Reímos como locas, pero hoy pienso que todos tenemos algo de coleccionistas en el terreno del amor y, de alguna manera, repetimos el mismo modelo de sujeto receptor de nuestras señales amatorias.
Tengo claro cual es mi modelo: hombres complicados, sumamente inteligentes, y con un punto canallesco que, si bien da sabor a la vida, a veces la hace amarga. Conocer el problema en este caso, no me lleva a la solución como en las series médicas de televisión. El problema soy yo. Y, como Sócrates, conociéndome ahora algo más a mí misma, puedo decir que sólo sé que no sé nada.

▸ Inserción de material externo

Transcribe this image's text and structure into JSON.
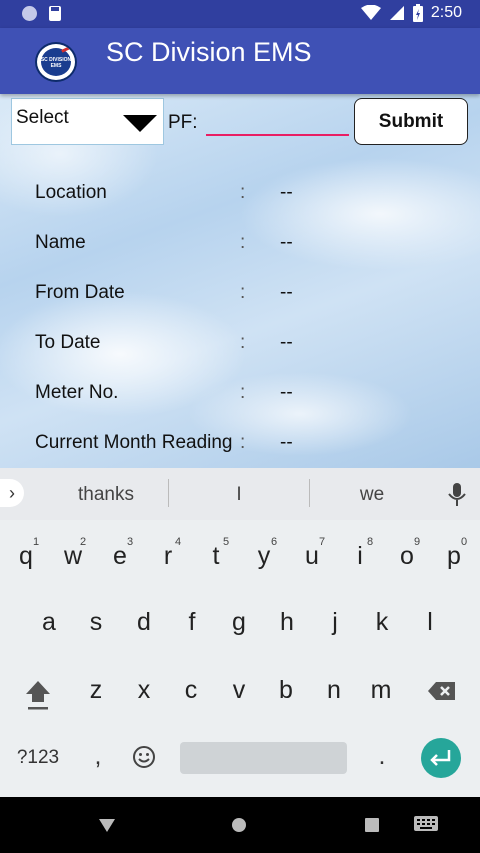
{
  "status_bar": {
    "time": "2:50"
  },
  "app": {
    "title": "SC Division EMS",
    "logo_text": "SC DIVISION EMS"
  },
  "form": {
    "select_value": "Select",
    "pf_label": "PF:",
    "pf_value": "",
    "submit_label": "Submit"
  },
  "fields": [
    {
      "label": "Location",
      "colon": ":",
      "value": "--"
    },
    {
      "label": "Name",
      "colon": ":",
      "value": "--"
    },
    {
      "label": "From Date",
      "colon": ":",
      "value": "--"
    },
    {
      "label": "To Date",
      "colon": ":",
      "value": "--"
    },
    {
      "label": "Meter No.",
      "colon": ":",
      "value": "--"
    },
    {
      "label": "Current Month Reading",
      "colon": ":",
      "value": "--"
    }
  ],
  "keyboard": {
    "suggestions": [
      "thanks",
      "I",
      "we"
    ],
    "row1": [
      "q",
      "w",
      "e",
      "r",
      "t",
      "y",
      "u",
      "i",
      "o",
      "p"
    ],
    "row1_hints": [
      "1",
      "2",
      "3",
      "4",
      "5",
      "6",
      "7",
      "8",
      "9",
      "0"
    ],
    "row2": [
      "a",
      "s",
      "d",
      "f",
      "g",
      "h",
      "j",
      "k",
      "l"
    ],
    "row3": [
      "z",
      "x",
      "c",
      "v",
      "b",
      "n",
      "m"
    ],
    "symbols_label": "?123",
    "comma": ",",
    "period": "."
  },
  "colors": {
    "status_bar": "#303f9f",
    "app_bar": "#3f51b5",
    "input_underline": "#e91e63",
    "enter_key": "#26a69a"
  }
}
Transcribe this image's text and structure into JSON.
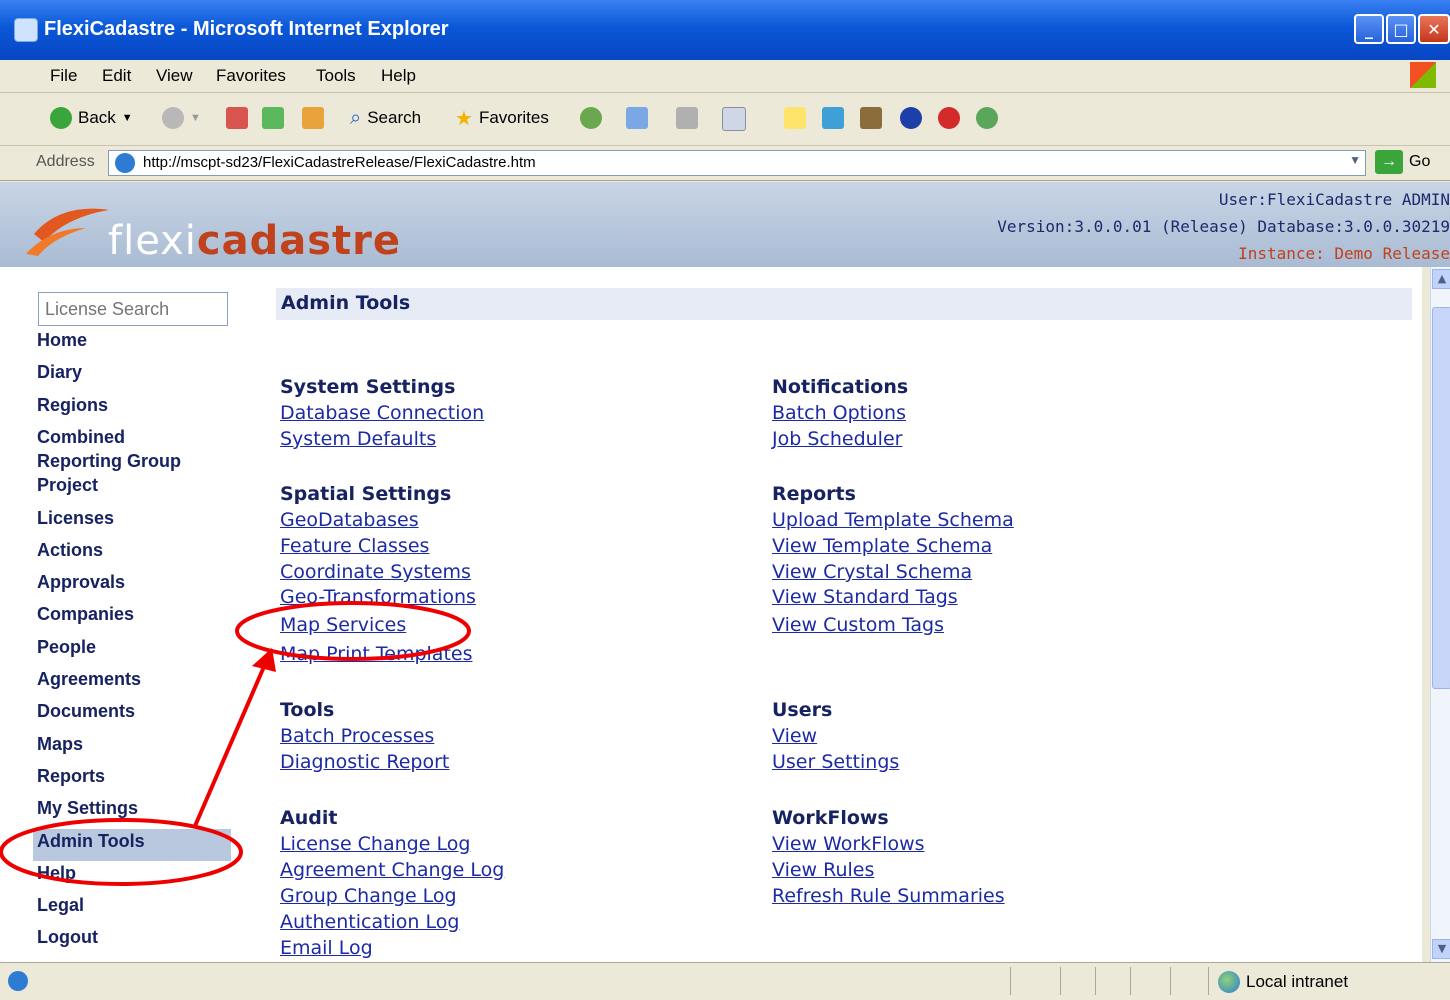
{
  "window": {
    "title": "FlexiCadastre - Microsoft Internet Explorer"
  },
  "menu": [
    "File",
    "Edit",
    "View",
    "Favorites",
    "Tools",
    "Help"
  ],
  "toolbar": {
    "back": "Back",
    "search": "Search",
    "favorites": "Favorites"
  },
  "address": {
    "label": "Address",
    "url": "http://mscpt-sd23/FlexiCadastreRelease/FlexiCadastre.htm",
    "go": "Go"
  },
  "header": {
    "logo_light": "flexi",
    "logo_bold": "cadastre",
    "user": "User:FlexiCadastre ADMIN",
    "version": "Version:3.0.0.01 (Release) Database:3.0.0.30219",
    "instance": "Instance: Demo Release"
  },
  "sidebar": {
    "search_placeholder": "License Search",
    "items": [
      "Home",
      "Diary",
      "Regions",
      "Combined",
      "Reporting Group",
      "Project",
      "Licenses",
      "Actions",
      "Approvals",
      "Companies",
      "People",
      "Agreements",
      "Documents",
      "Maps",
      "Reports",
      "My Settings",
      "Admin Tools",
      "Help",
      "Legal",
      "Logout"
    ],
    "selected": "Admin Tools"
  },
  "page": {
    "title": "Admin Tools",
    "sections": {
      "system_settings": {
        "title": "System Settings",
        "links": [
          "Database Connection",
          "System Defaults"
        ]
      },
      "spatial_settings": {
        "title": "Spatial Settings",
        "links": [
          "GeoDatabases",
          "Feature Classes",
          "Coordinate Systems",
          "Geo-Transformations",
          "Map Services",
          "Map Print Templates"
        ]
      },
      "tools": {
        "title": "Tools",
        "links": [
          "Batch Processes",
          "Diagnostic Report"
        ]
      },
      "audit": {
        "title": "Audit",
        "links": [
          "License Change Log",
          "Agreement Change Log",
          "Group Change Log",
          "Authentication Log",
          "Email Log"
        ]
      },
      "notifications": {
        "title": "Notifications",
        "links": [
          "Batch Options",
          "Job Scheduler"
        ]
      },
      "reports": {
        "title": "Reports",
        "links": [
          "Upload Template Schema",
          "View Template Schema",
          "View Crystal Schema",
          "View Standard Tags",
          "View Custom Tags"
        ]
      },
      "users": {
        "title": "Users",
        "links": [
          "View",
          "User Settings"
        ]
      },
      "workflows": {
        "title": "WorkFlows",
        "links": [
          "View WorkFlows",
          "View Rules",
          "Refresh Rule Summaries"
        ]
      }
    }
  },
  "status": {
    "zone": "Local intranet"
  },
  "colors": {
    "annotation": "#ee0000",
    "link": "#1c2aa3",
    "nav": "#172361"
  }
}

He sido una miedosa toda mi vida. De niña bastaba con que mis hermanos pronunciasen las palabras “la mano negra “ o “el monje de la muerte” para que el terror se apoderase de mí. El paso del tiempo no modificó esto. A los trece años empecé a leer “El Exorcista”, y mi desbocada imaginación reprodujo, y aumentó, en mi persona todos los efectos especiales. Me angustió de tal manera, que pensé acudir al seno de la Iglesia en busca de un cura ahuyentador de íncubos. No lo hice porque una de mis primas olvidó en casa una novela de Corín Tellado, y así entré en un terrenopintado de rosa, y sembrado de frasespaste, donde paseó feliz mi imaginación de adolescente. No sé si la gran Corín era religiosa, pero sus letras evitaron mi vuelta al seno de la Iglesia en busca de sosiego, y nublaron para siempre mi entendimiento con el humo de pasiones donde el amor verdadero siempre tiene final feliz. Dejé la lucha entre el bien y el mal, y me sumergí en las tramas amorosas que la escritora asturiana describió durante unas 4000 historias, aunque confieso que, en mi caso, bastó con leer una docena para soñar mis propias historias con música de violines.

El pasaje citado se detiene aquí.